As she goes to listen at the door, it opens, and the man-midwife enters. His face is grave.
Mrs. Strongtharm and Miss Quiney ask him together, under their breath—Well?
He answers: It is well. We have saved her life, I trust.
—And the child?
—A boy. It lived less than a minute. . . . Yet a shapely child. . . .
Miss Quiney clasps her hands. Shall she, within her breast, thank God? She cannot. She hears the voice saying,—
A very shapely child. . . . But the labour was difficult. There was some pressure on the brain, some lesion.
They would have denied Ruth sight of the poor little body, but she stretched out her arms for it and insisted. Then as she held it, flesh of her flesh, to her breast and felt it cold, she—she, whose courage had bred wonder in them, even awe—she who had smiled between her pangs, murmuring pretty thanks—wailed low, and, burying her face, lay still.
Chapter VI.
CHILDLESS MOTHER.
In the sad and cheated days that followed, she, with the milk of motherhood wasting in her, saw with new eyes—saw many things heretofore hidden from her.
She did not believe in any scriptural God.
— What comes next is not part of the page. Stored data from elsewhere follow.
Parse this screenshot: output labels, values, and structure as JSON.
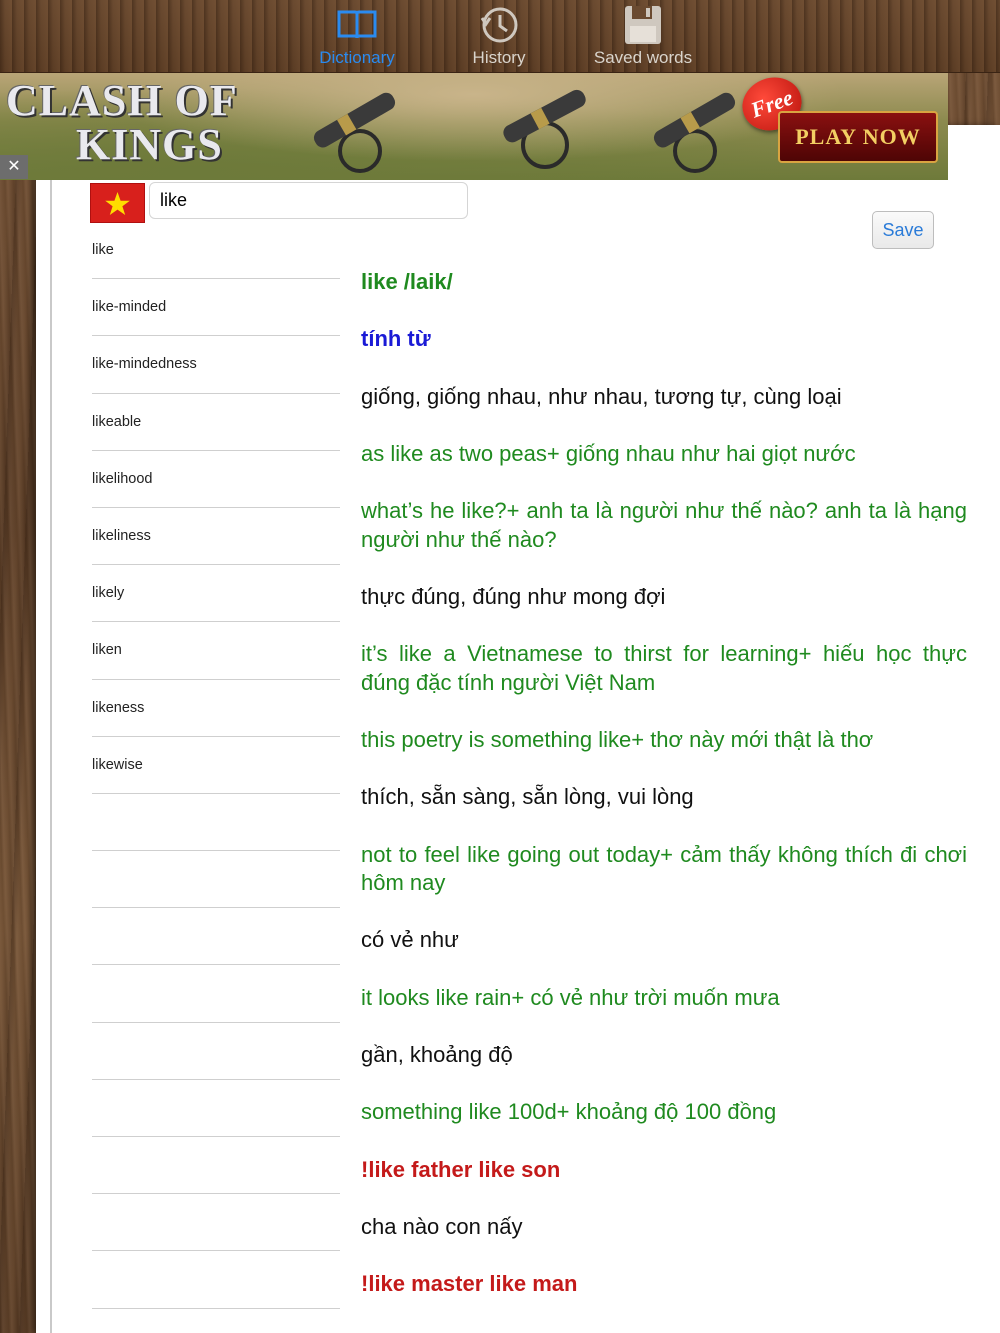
{
  "tabs": [
    {
      "label": "Dictionary",
      "icon": "book-icon",
      "active": true
    },
    {
      "label": "History",
      "icon": "clock-icon",
      "active": false
    },
    {
      "label": "Saved words",
      "icon": "floppy-disk-icon",
      "active": false
    }
  ],
  "ad": {
    "logo_line1": "CLASH OF",
    "logo_line2": "KINGS",
    "badge": "Free",
    "cta": "PLAY NOW",
    "close": "✕"
  },
  "search": {
    "value": "like",
    "flag": "vietnam-flag-icon"
  },
  "save_label": "Save",
  "word_list": [
    "like",
    "like-minded",
    "like-mindedness",
    "likeable",
    "likelihood",
    "likeliness",
    "likely",
    "liken",
    "likeness",
    "likewise",
    "",
    "",
    "",
    "",
    "",
    "",
    "",
    "",
    ""
  ],
  "definition": [
    {
      "type": "headword",
      "text": "like /laik/"
    },
    {
      "type": "pos",
      "text": "tính từ"
    },
    {
      "type": "meaning",
      "text": "giống, giống nhau, như nhau, tương tự, cùng loại"
    },
    {
      "type": "example",
      "text": "as like as two peas+ giống nhau như hai giọt nước"
    },
    {
      "type": "example",
      "text": "what’s he like?+ anh ta là người như thế nào? anh ta là hạng người như thế nào?"
    },
    {
      "type": "meaning",
      "text": "thực đúng, đúng như mong đợi"
    },
    {
      "type": "example",
      "text": "it’s like a Vietnamese to thirst for learning+ hiếu học thực đúng đặc tính người Việt Nam"
    },
    {
      "type": "example",
      "text": "this poetry is something like+ thơ này mới thật là thơ"
    },
    {
      "type": "meaning",
      "text": "thích, sẵn sàng, sẵn lòng, vui lòng"
    },
    {
      "type": "example",
      "text": "not to feel like going out today+ cảm thấy không thích đi chơi hôm nay"
    },
    {
      "type": "meaning",
      "text": "có vẻ như"
    },
    {
      "type": "example",
      "text": "it looks like rain+ có vẻ như trời muốn mưa"
    },
    {
      "type": "meaning",
      "text": "gần, khoảng độ"
    },
    {
      "type": "example",
      "text": "something like 100d+ khoảng độ 100 đồng"
    },
    {
      "type": "idiom",
      "text": "!like father like son"
    },
    {
      "type": "meaning",
      "text": "cha nào con nấy"
    },
    {
      "type": "idiom",
      "text": "!like master like man"
    }
  ],
  "colors": {
    "active_tab": "#2a8bf0",
    "headword": "#1f8a1f",
    "pos": "#1a1ad6",
    "example": "#1f8a1f",
    "idiom": "#c41a1a"
  }
}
But she believed—she could not help believing—in an awful Justice overarching all human life with its law, as it overarched the very stars in heaven. And this law she believed to rest in goodness, accessible to the pure conscience, but stern against the transgressor.
Because she believed this, she had felt that the marriage rite, with such an one as Mr. Silk for intercessor between her vows and a clean Heaven, could be but a sullying of marriage. Yes, and she felt it still; of this, at any rate, she was sure.
But in her pride—as truly she saw it, in her pride of chastity—she had left the child out of account. He had inherited the world to face, not armed with her weapon of scorn. He had not won freedom through a scourge. He had grown to his fate in her womb, and in the womb she had betrayed him.
She had been blind, blind! She had lived for her lover and herself. To him and to her (it had seemed) this warm, transitory life belonged; a fleeting space of time, a lodge leased to bliss. . . . Now she fronted the truth, that between the selfish rapture of lovers Heaven slips a child, smiling at the rapture, provident for the race. Now she read the secret of woman’s nesting instinct; the underlying wisdom stirring the root of it, awaking passion not to satisfy passion, but that the world may go on and on to its unguessed ends. Now she could read ironically the courtship of man and maid, dallying by river-paths, beside running water, overarched by boughs that had protected a thousand such courtships. Each pair in turn—poor fools! —had imagined the world theirs, compressed into their grasp; whereas the wise world was merely flattering, coaxing them, preparing for the child.